OS X provides atomic functions in libkern/OSAtomic.h. These provide atomic guarantees and they have alternatives which have barrier semantics. This patch adds proper TSan support for these functions (all from libkern/OSAtomic.h):
- OSAtomicAdd32
- OSAtomicAdd32Barrier
- OSAtomicAdd64
- OSAtomicAdd64Barrier
- OSAtomicAnd32
- OSAtomicAnd32Barrier
- OSAtomicAnd32Orig
- OSAtomicAnd32OrigBarrier
- OSAtomicCompareAndSwap32
- OSAtomicCompareAndSwap32Barrier
- OSAtomicCompareAndSwap64
- OSAtomicCompareAndSwap64Barrier
- OSAtomicCompareAndSwapInt
- OSAtomicCompareAndSwapIntBarrier
- OSAtomicCompareAndSwapLong
- OSAtomicCompareAndSwapLongBarrier
- OSAtomicCompareAndSwapPtr
- OSAtomicCompareAndSwapPtrBarrier
- OSAtomicDecrement32
- OSAtomicDecrement32Barrier
- OSAtomicDecrement64
- OSAtomicDecrement64Barrier
- OSAtomicDequeue
- OSAtomicEnqueue
- OSAtomicFifoDequeue
- OSAtomicFifoEnqueue
- OSAtomicIncrement32
- OSAtomicIncrement32Barrier
- OSAtomicIncrement64
- OSAtomicIncrement64Barrier
- OSAtomicOr32
- OSAtomicOr32Barrier
- OSAtomicOr32Orig
- OSAtomicOr32OrigBarrier
- OSAtomicTestAndClear
- OSAtomicTestAndClearBarrier
- OSAtomicTestAndSet
- OSAtomicTestAndSetBarrier
- OSAtomicXor32
- OSAtomicXor32Barrier
- OSAtomicXor32Orig
- OSAtomicXor32OrigBarrier
This is not correct.
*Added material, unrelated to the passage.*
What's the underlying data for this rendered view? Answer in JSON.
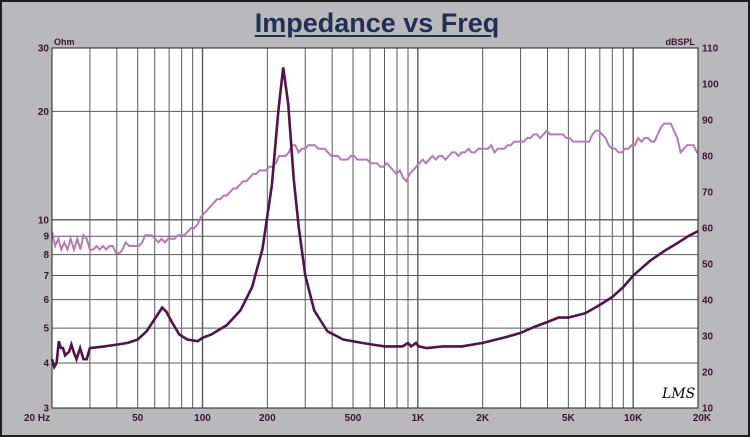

If you separate the operation itself and the memory barrier, release barrier needs to precede the operation itself (while acquire barrier needs to follow the operation itself). If you split this into acquire+operation+release, it will increase cost of the operation significantly, as we will lock sync mutex twice and process vector clock twice.
I would suggest to use __tsan_atomic8_fetch_or/and to implement these bit flag operations. For NoBarrier versions you can pass mo_relaxed and it should be as cheap as calling the REAL function.